Kota Shen juga bukan seperti daerah Guangdong yang punya tradisi minum teh pagi.

...

“Ada orang di dalam?” Tiba-tiba sebuah suara memanggil Chen Hu.

“Datang.” Chen Hu keluar dari halaman belakang dan masuk ke ruang depan.

“Oh, kalian datang untuk mengantar papan nama, ya? Letakkan saja di sana,” kata Chen Hu saat melihat beberapa orang masuk sambil membawa papan nama.

“Benar, baiklah.”

“Hati-hati letakkan, jangan sampai rusak.”

Tak lama kemudian, papan nama itu sudah diletakkan di depan meja kasir. Salah satu pengantar papan nama pun berbalik dan dengan sopan bertanya, “Tuan, soal pembayaran...”
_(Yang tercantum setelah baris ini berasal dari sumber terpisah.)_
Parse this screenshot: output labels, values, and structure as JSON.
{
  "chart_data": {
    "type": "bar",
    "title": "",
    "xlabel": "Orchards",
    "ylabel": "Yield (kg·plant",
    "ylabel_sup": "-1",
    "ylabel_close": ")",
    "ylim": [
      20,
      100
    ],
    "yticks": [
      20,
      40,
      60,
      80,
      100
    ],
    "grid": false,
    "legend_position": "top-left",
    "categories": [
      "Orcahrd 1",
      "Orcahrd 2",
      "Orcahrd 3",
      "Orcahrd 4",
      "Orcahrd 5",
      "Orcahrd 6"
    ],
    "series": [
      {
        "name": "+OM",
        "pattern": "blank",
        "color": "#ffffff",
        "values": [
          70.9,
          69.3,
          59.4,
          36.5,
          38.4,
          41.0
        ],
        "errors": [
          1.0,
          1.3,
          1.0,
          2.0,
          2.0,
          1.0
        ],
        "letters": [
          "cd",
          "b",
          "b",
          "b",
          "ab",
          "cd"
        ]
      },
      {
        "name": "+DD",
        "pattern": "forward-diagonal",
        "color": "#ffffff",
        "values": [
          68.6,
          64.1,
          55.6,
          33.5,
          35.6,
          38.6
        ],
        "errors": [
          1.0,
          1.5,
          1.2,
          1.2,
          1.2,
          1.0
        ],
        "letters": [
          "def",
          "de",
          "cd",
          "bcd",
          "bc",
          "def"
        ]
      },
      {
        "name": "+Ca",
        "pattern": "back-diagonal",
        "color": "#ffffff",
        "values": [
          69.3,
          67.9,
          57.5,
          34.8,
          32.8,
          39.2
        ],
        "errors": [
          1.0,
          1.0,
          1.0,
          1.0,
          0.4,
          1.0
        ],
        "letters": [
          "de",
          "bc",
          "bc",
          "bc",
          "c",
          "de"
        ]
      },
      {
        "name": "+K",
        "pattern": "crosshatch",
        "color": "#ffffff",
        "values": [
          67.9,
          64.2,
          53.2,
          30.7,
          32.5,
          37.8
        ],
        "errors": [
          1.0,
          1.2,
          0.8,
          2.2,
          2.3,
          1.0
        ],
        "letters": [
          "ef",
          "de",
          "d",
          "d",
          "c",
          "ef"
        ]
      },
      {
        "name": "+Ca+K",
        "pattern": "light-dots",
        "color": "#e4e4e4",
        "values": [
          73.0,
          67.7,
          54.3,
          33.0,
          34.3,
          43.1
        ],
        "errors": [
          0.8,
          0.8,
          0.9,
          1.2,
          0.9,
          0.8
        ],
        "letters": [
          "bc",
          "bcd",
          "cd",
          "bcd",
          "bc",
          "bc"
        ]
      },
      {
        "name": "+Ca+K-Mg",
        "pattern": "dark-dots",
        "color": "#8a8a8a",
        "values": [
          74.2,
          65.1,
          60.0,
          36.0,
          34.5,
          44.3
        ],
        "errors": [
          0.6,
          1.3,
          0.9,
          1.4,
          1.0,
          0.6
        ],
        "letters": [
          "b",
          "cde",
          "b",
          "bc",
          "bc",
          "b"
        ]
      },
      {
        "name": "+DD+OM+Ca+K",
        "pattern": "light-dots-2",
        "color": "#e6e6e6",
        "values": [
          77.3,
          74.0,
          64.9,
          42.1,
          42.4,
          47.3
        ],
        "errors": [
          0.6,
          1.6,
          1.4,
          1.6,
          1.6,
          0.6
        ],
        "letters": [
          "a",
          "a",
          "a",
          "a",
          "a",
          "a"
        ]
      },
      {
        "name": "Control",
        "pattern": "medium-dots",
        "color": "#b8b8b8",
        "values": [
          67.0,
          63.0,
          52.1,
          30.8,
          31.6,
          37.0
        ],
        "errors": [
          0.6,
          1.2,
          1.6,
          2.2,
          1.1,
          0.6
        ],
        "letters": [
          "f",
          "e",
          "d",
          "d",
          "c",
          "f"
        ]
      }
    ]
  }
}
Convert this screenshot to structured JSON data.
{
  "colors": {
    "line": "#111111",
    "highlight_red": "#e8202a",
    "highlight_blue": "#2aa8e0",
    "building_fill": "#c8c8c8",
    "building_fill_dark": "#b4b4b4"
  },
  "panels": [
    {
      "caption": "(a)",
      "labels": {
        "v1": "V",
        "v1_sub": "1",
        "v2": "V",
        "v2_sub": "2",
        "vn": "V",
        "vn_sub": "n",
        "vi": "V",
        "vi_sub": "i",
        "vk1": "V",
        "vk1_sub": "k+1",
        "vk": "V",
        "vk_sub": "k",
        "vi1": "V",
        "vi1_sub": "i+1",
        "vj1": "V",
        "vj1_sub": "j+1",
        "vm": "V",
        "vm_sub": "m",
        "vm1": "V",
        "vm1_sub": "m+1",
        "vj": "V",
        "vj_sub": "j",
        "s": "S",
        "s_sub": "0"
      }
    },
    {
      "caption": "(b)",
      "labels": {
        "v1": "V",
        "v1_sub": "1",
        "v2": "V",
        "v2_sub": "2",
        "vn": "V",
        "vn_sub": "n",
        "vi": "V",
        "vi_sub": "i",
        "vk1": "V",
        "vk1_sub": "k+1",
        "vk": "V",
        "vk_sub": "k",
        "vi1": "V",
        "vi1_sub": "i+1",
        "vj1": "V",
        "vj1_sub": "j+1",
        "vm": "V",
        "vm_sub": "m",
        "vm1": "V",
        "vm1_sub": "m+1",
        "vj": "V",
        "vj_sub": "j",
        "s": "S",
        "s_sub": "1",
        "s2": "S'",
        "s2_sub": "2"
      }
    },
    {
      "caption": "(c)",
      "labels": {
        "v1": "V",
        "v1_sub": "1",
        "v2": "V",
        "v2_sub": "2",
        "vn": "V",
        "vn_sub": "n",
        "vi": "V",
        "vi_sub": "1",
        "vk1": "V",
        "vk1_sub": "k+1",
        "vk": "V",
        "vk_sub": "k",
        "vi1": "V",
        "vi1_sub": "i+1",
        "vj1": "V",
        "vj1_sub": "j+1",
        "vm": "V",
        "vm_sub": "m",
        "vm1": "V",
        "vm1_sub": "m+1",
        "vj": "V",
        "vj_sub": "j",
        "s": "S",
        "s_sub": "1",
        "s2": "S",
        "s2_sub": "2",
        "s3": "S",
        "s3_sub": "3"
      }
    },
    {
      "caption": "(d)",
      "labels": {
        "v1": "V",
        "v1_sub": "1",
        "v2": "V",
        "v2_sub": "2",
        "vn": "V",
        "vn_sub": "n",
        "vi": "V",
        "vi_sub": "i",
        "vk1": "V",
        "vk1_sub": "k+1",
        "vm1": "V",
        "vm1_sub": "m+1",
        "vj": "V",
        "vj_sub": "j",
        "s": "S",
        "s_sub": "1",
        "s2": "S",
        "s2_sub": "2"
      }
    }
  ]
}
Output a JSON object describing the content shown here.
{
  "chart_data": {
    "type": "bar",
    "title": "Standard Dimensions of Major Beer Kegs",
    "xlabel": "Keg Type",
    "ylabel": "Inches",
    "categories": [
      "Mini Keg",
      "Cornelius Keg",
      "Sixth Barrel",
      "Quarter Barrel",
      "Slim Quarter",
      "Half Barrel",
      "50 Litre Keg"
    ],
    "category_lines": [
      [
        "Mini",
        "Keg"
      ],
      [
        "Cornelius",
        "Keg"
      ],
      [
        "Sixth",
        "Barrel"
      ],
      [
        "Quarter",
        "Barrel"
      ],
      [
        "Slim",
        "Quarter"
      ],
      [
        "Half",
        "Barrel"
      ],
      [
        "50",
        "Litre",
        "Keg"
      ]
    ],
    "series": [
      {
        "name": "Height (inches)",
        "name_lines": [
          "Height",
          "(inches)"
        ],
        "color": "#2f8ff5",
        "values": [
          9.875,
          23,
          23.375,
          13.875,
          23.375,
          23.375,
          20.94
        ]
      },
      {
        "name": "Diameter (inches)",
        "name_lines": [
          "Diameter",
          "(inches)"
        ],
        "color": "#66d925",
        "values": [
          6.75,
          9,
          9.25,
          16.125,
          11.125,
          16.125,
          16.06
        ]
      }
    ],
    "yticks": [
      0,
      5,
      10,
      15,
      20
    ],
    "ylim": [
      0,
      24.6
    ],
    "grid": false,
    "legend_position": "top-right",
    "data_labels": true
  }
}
“Tunggu sebentar, saya ambilkan,” jawab Chen Hu sambil tersenyum.

Membayar belanjaan adalah hal wajar. Chen Hu tidak pernah berniat menahan uang orang lain.

Sambil berbicara, Chen Hu mengeluarkan beberapa lembar mata uang resmi dari saku lalu menyerahkannya.

Dari sini saja sudah terlihat pengaruh peradaban modern di dunia arwah—mata uang resmi berbentuk uang kertas dengan teknik pembuatan khusus. Nilainya memang cenderung rendah, warnanya juga berbeda dengan dunia nyata, namun penggunaannya sangat praktis, hampir tak ada bedanya dengan uang di dunia nyata.

Tentu saja, kecuali mesin ATM. Meski dunia arwah punya teknologi, kemungkinan besar pemerintah yang masih menganut sistem kekaisaran kuno tidak akan menerapkan hal seperti itu.

Para pengantar papan nama menerima bayaran sambil tersenyum, mengucapkan selamat atas pembukaan usaha Chen Hu dan semoga usahanya makmur, lalu pergi dengan hati gembira.

Oh, benar, sekarang ini seharusnya bukan disebut penginapan lagi. Karena Chen Hu memang tak bermaksud menerima tamu menginap, kamar-kamar di lantai dua pun ditutup, disimpan untuk dijadikan ruang VIP di masa depan. Pelayanan inap benar-benar dihilangkan, sehingga penginapan itu kini resmi berubah menjadi rumah makan.

Karena itu, nama baru yang tertera pada papan nama juga sangat jelas: Rumah Makan Keluarga Chen, menandakan segalanya!